I ended up getting rid of the code out of my header and footer files. I have not noticed anything else different about my site outside of that. I'm still receiving orders and the website has remained up and running.

However, today, the code is back on my website after removing it. I'm not just how it is being injected.

I have contacted my web host but they don't seem to be all that helpful.

Unfortunately I just don't know how this is happening. Any recommendations? I definitely don't need this to keep happening every few weeks.

Thanks!
 


A similar thing happened to me a few years back. In that instance it was a sniffer/trojan running on my home computer and capturing the password I used for the site's FTP. Check your home computer and make sure it is squeaky clean. Then change all your passwords.

Other options include your site being auto hacked (check your logs for requests to nonexistent files = bots attempting to discover common CMSs). This applies if you use a common CMS, if so, then you should update its version. Final option is if another user on the shared server has hacked it - this is unlikely, but maybe you'd want to use my-ip-neighbors.com and see if any of the other sites have the same code on them.

Good luck bro.
 
I am using cPanel version 11.28.52.

I am also using an older version of OSCommerce to process orders. The odd part is that the files being manipulated are custom files that I have developed. Would OSCommerce still be able to inject code into files not associated with it?
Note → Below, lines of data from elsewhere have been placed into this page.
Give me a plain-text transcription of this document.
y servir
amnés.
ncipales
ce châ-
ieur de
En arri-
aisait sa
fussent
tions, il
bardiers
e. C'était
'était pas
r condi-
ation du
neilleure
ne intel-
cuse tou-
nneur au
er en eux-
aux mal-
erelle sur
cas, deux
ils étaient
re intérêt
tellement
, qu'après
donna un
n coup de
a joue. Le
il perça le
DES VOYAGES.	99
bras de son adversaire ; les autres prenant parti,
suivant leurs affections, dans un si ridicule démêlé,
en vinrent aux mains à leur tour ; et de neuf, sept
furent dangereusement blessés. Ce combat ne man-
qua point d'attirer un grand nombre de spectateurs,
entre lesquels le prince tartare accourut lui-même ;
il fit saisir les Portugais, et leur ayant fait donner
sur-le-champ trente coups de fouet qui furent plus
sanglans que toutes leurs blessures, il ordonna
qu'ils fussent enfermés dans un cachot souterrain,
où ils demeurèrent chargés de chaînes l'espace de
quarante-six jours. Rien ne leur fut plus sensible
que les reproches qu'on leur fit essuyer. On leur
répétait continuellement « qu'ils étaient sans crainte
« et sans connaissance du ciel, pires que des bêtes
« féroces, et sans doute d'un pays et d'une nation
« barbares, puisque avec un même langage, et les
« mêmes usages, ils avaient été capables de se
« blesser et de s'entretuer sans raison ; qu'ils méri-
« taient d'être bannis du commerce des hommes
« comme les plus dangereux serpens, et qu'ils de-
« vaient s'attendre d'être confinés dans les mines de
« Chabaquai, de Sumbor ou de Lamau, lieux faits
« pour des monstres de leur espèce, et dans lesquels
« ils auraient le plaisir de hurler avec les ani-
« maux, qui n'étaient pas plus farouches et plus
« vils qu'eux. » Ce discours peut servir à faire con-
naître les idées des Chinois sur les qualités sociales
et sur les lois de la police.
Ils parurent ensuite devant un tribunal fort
I am going to change my password to see if that helps and I won't login from my home computer for a while and we'll see what happens. It is definitely a little bit unnerving knowing that something or someone has that type of access to my website though.
 
Hmmm, just read about it online, it does have to do with OSCommerce being an older version. Apparently there are hundreds of russian domains going after them and just one of the domains affected nearly 3000 websites. Time for an upgrade!
 
Check your file permissions. Any file which doesn't need to update itself should be CMOD 644. Yes, that includes your site's themes after you've made changes to them.
 
Stored FTP passwords from old versions of Total Commander could be haxored
 
Stored FTP passwords from old versions of Total Commander could be haxored

Also some not-so-old versions of FileZilla are vulnerable to trojans.
 
I had the same thing happen a few months ago. call up support and have them look at the logins being made adn from where. then change your cpanel password.